Nick Carver Film Photography Youtube Channel
Image © Nick Carver

The work is rooted in the American Southwest, deserts, wide open landscapes, quiet scenes with strong atmosphere, and it shows a photographer with a very specific and developed eye. His love for large format and panoramic work, particularly 6x17, gives the channel a slower and more expansive quality that feels almost like a counterargument to the rest of analog YouTube. Where a lot of creators are chasing the next gear drop or trending film stock, Nick is out in the Mojave thinking carefully about light and composition before pressing the shutter.

What keeps me coming back is how openly he teaches. The "Photography On Location" series takes you into the field and walks through the actual decisions behind an image, not in the abstract but in real conditions with real stakes. "Dissecting a Photo" does the same in reverse, unpacking finished work to show what made it land. Both formats reflect someone who understands the difference between showing results and sharing process.

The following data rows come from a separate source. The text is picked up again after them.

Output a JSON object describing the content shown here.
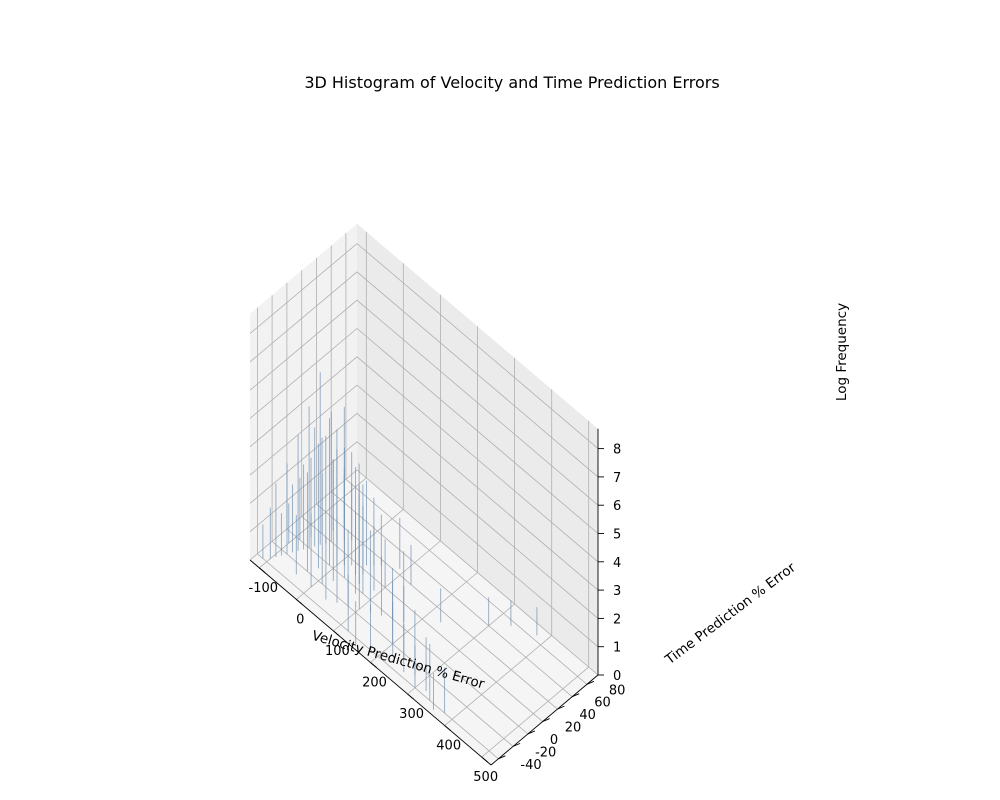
{
  "chart_data": {
    "type": "bar3d",
    "title": "3D Histogram of Velocity and Time Prediction Errors",
    "xlabel": "Velocity Prediction % Error",
    "ylabel": "Time Prediction % Error",
    "zlabel": "Log Frequency",
    "xlim": [
      -125,
      525
    ],
    "ylim": [
      -50,
      95
    ],
    "zlim": [
      0,
      8.7
    ],
    "x_ticks": [
      "-100",
      "0",
      "100",
      "200",
      "300",
      "400",
      "500"
    ],
    "y_ticks": [
      "-40",
      "-20",
      "0",
      "20",
      "40",
      "60",
      "80"
    ],
    "z_ticks": [
      "0",
      "1",
      "2",
      "3",
      "4",
      "5",
      "6",
      "7",
      "8"
    ],
    "bar_color": "#6e8fb0",
    "pane_colors": {
      "left": "#f2f2f2",
      "right": "#ebebeb",
      "floor": "#f5f5f5"
    },
    "bars": [
      {
        "x": -110,
        "y": -40,
        "z": 1.2
      },
      {
        "x": -100,
        "y": -35,
        "z": 1.8
      },
      {
        "x": -95,
        "y": -30,
        "z": 2.6
      },
      {
        "x": -90,
        "y": -25,
        "z": 1.5
      },
      {
        "x": -85,
        "y": -20,
        "z": 3.2
      },
      {
        "x": -80,
        "y": -15,
        "z": 2.4
      },
      {
        "x": -75,
        "y": -10,
        "z": 4.1
      },
      {
        "x": -70,
        "y": -5,
        "z": 3.0
      },
      {
        "x": -65,
        "y": 0,
        "z": 5.0
      },
      {
        "x": -60,
        "y": 5,
        "z": 4.2
      },
      {
        "x": -55,
        "y": 10,
        "z": 6.1
      },
      {
        "x": -50,
        "y": 15,
        "z": 3.8
      },
      {
        "x": -45,
        "y": 20,
        "z": 4.6
      },
      {
        "x": -40,
        "y": 25,
        "z": 3.2
      },
      {
        "x": -30,
        "y": 30,
        "z": 2.6
      },
      {
        "x": -20,
        "y": 35,
        "z": 2.0
      },
      {
        "x": -10,
        "y": 40,
        "z": 1.6
      },
      {
        "x": -100,
        "y": -10,
        "z": 1.4
      },
      {
        "x": -90,
        "y": 0,
        "z": 2.2
      },
      {
        "x": -80,
        "y": 10,
        "z": 2.8
      },
      {
        "x": -70,
        "y": 20,
        "z": 3.4
      },
      {
        "x": -60,
        "y": 30,
        "z": 2.5
      },
      {
        "x": -50,
        "y": 40,
        "z": 1.9
      },
      {
        "x": -40,
        "y": -30,
        "z": 2.1
      },
      {
        "x": -30,
        "y": -20,
        "z": 3.5
      },
      {
        "x": -20,
        "y": -10,
        "z": 4.4
      },
      {
        "x": -10,
        "y": 0,
        "z": 5.2
      },
      {
        "x": 0,
        "y": 5,
        "z": 4.8
      },
      {
        "x": 10,
        "y": 10,
        "z": 5.6
      },
      {
        "x": 20,
        "y": 15,
        "z": 4.0
      },
      {
        "x": 30,
        "y": 20,
        "z": 3.6
      },
      {
        "x": 40,
        "y": 25,
        "z": 3.0
      },
      {
        "x": 50,
        "y": 30,
        "z": 2.4
      },
      {
        "x": 60,
        "y": 35,
        "z": 1.8
      },
      {
        "x": 0,
        "y": -30,
        "z": 2.6
      },
      {
        "x": 10,
        "y": -20,
        "z": 3.9
      },
      {
        "x": 20,
        "y": -10,
        "z": 4.3
      },
      {
        "x": 30,
        "y": 0,
        "z": 4.6
      },
      {
        "x": 40,
        "y": 10,
        "z": 3.8
      },
      {
        "x": 50,
        "y": 15,
        "z": 3.2
      },
      {
        "x": 60,
        "y": 5,
        "z": 3.5
      },
      {
        "x": 70,
        "y": -5,
        "z": 2.9
      },
      {
        "x": 80,
        "y": 0,
        "z": 3.1
      },
      {
        "x": 90,
        "y": 10,
        "z": 2.3
      },
      {
        "x": 100,
        "y": 20,
        "z": 1.7
      },
      {
        "x": 40,
        "y": -30,
        "z": 2.2
      },
      {
        "x": 60,
        "y": -25,
        "z": 3.0
      },
      {
        "x": 80,
        "y": -20,
        "z": 2.7
      },
      {
        "x": 100,
        "y": -15,
        "z": 2.4
      },
      {
        "x": 120,
        "y": -10,
        "z": 2.9
      },
      {
        "x": 140,
        "y": -5,
        "z": 2.1
      },
      {
        "x": 160,
        "y": 0,
        "z": 1.8
      },
      {
        "x": 180,
        "y": 5,
        "z": 2.5
      },
      {
        "x": 200,
        "y": -20,
        "z": 2.2
      },
      {
        "x": 220,
        "y": -30,
        "z": 1.9
      },
      {
        "x": 240,
        "y": -25,
        "z": 2.6
      },
      {
        "x": 260,
        "y": -35,
        "z": 1.7
      },
      {
        "x": 280,
        "y": -30,
        "z": 2.3
      },
      {
        "x": 300,
        "y": -40,
        "z": 1.5
      },
      {
        "x": 320,
        "y": -35,
        "z": 1.9
      },
      {
        "x": 340,
        "y": -40,
        "z": 2.0
      },
      {
        "x": 360,
        "y": -45,
        "z": 1.3
      },
      {
        "x": 380,
        "y": -40,
        "z": 1.6
      },
      {
        "x": 150,
        "y": -45,
        "z": 1.5
      },
      {
        "x": 120,
        "y": -40,
        "z": 2.0
      },
      {
        "x": 180,
        "y": -40,
        "z": 1.6
      },
      {
        "x": 230,
        "y": 30,
        "z": 1.2
      },
      {
        "x": 300,
        "y": 60,
        "z": 1.0
      },
      {
        "x": 330,
        "y": 75,
        "z": 0.9
      },
      {
        "x": 380,
        "y": 85,
        "z": 1.0
      },
      {
        "x": 130,
        "y": 40,
        "z": 1.4
      },
      {
        "x": 90,
        "y": 45,
        "z": 1.8
      }
    ]
  }
}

He also covers the full arc from negative to final print, including fine art printing, zine making, and even organizing his own solo exhibition, which gives the channel a completeness that most photography creators never reach.

His videos have a way of slowing you down. You finish one and want to go outside with a camera and actually pay attention. That's a rare thing for YouTube to do.

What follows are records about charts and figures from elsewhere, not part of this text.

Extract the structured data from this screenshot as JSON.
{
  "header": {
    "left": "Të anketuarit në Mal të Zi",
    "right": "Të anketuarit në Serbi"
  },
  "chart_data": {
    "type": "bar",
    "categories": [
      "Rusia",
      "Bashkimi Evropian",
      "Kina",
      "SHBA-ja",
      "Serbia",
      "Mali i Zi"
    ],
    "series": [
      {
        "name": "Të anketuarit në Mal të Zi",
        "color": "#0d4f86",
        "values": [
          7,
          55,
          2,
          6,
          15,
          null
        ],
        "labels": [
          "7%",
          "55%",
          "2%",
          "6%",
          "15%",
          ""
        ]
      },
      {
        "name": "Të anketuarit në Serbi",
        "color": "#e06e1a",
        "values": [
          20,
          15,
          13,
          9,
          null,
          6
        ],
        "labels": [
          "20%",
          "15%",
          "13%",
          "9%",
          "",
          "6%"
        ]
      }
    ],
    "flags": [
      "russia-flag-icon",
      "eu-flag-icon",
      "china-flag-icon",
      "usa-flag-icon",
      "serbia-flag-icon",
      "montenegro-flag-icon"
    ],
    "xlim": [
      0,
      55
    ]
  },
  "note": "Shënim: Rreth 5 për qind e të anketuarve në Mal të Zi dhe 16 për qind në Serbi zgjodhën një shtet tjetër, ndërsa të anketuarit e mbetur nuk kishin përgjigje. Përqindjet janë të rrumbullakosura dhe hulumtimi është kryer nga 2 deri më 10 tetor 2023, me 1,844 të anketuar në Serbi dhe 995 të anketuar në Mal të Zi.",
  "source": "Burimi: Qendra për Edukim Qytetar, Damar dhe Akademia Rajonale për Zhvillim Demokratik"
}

His YouTube channel is well worth your time. Instagram too, if you want more of his Southwest work in your feed.

Bad flashes

Caleb Knueven runs Bad Flashes out of Kansas, and the channel has one of the clearest visual identities in the analog space. The name gives it away: harsh direct flash, night shooting, bold graphic light, and a punchy aesthetic that makes his images immediately recognizable. Even when he shoots in daylight or travels, that same sense of visual boldness carries through. In a space that often defaults to muted tones and soft golden hour light, it's a genuine point of difference.

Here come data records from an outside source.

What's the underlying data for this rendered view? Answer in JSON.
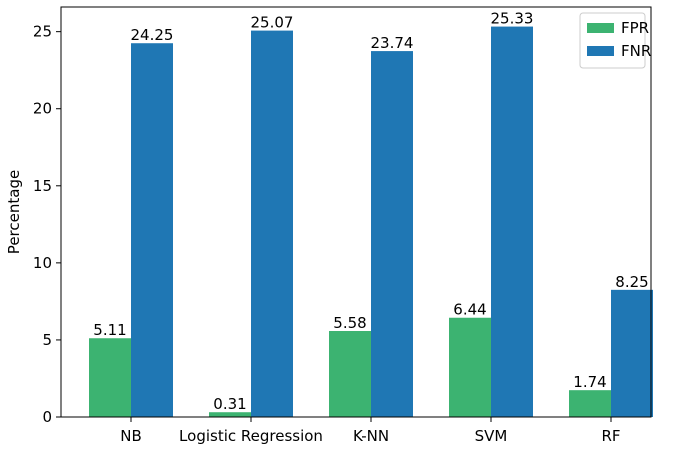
{
  "chart_data": {
    "type": "bar",
    "categories": [
      "NB",
      "Logistic Regression",
      "K-NN",
      "SVM",
      "RF"
    ],
    "series": [
      {
        "name": "FPR",
        "values": [
          5.11,
          0.31,
          5.58,
          6.44,
          1.74
        ],
        "labels": [
          "5.11",
          "0.31",
          "5.58",
          "6.44",
          "1.74"
        ],
        "color": "#3cb371"
      },
      {
        "name": "FNR",
        "values": [
          24.25,
          25.07,
          23.74,
          25.33,
          8.25
        ],
        "labels": [
          "24.25",
          "25.07",
          "23.74",
          "25.33",
          "8.25"
        ],
        "color": "#1f77b4"
      }
    ],
    "xlabel": "",
    "ylabel": "Percentage",
    "ylim": [
      0,
      26.6
    ],
    "yticks": [
      0,
      5,
      10,
      15,
      20,
      25
    ],
    "grid": false,
    "legend": "top-right"
  }
}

Caleb Knueven Film Photography Youtube Channel
Image © Caleb Knueven

What makes the channel work beyond the look is how naturally Caleb balances personality with practical knowledge. The content is educational without feeling stiff, and he has a way of talking about film, cameras, and experimentation that makes the whole thing feel accessible and fun rather than gatekept. Whether you're just getting into film or already deep in it, the energy is the same.

His eye tends toward textured, overlooked, and slightly forgotten places. Abandoned buildings, decaying architecture, spaces with character and history. When one of his images shows up in your feed, you stop scrolling. Combined with the flash work, it creates a look that's instantly recognizable and hard to get tired of.

His background in filmmaking also gives the videos a narrative quality that sets them apart from standard how-to content. You get the sense that photography is part of a broader visual practice for him, not just a niche hobby, and that perspective shows.

And then there's Mamiyamigos, the podcast he co-hosts with Jason from Grainydays, which is an absolute must. Two people with strong opinions, genuine chemistry, and a lot to say about film photography. Highly recommended.

Subscribe to Bad Flashes on YouTube and follow Caleb on Instagra for the kind of images you don't often see in the analog space.

Twenty channels, one community

Twenty channels, and I genuinely enjoy every single one of them. Some I've followed for years, others I came across more recently and immediately wondered where they'd been all along. What they all have in common is that they make film photography feel exciting, worth learning about, and worth showing up for.

What I love most about this list is how different each channel is. Formats, aesthetics, priorities, personalities, regions. There is no single way to shoot film, and there is no single kind of person who does it. These twenty channels are a pretty good reflection of that.

If you find one that clicks, start with the back catalogue. That's usually where the real gems are hiding. And if there's a channel you think should have made the list, I'd genuinely love to hear about it.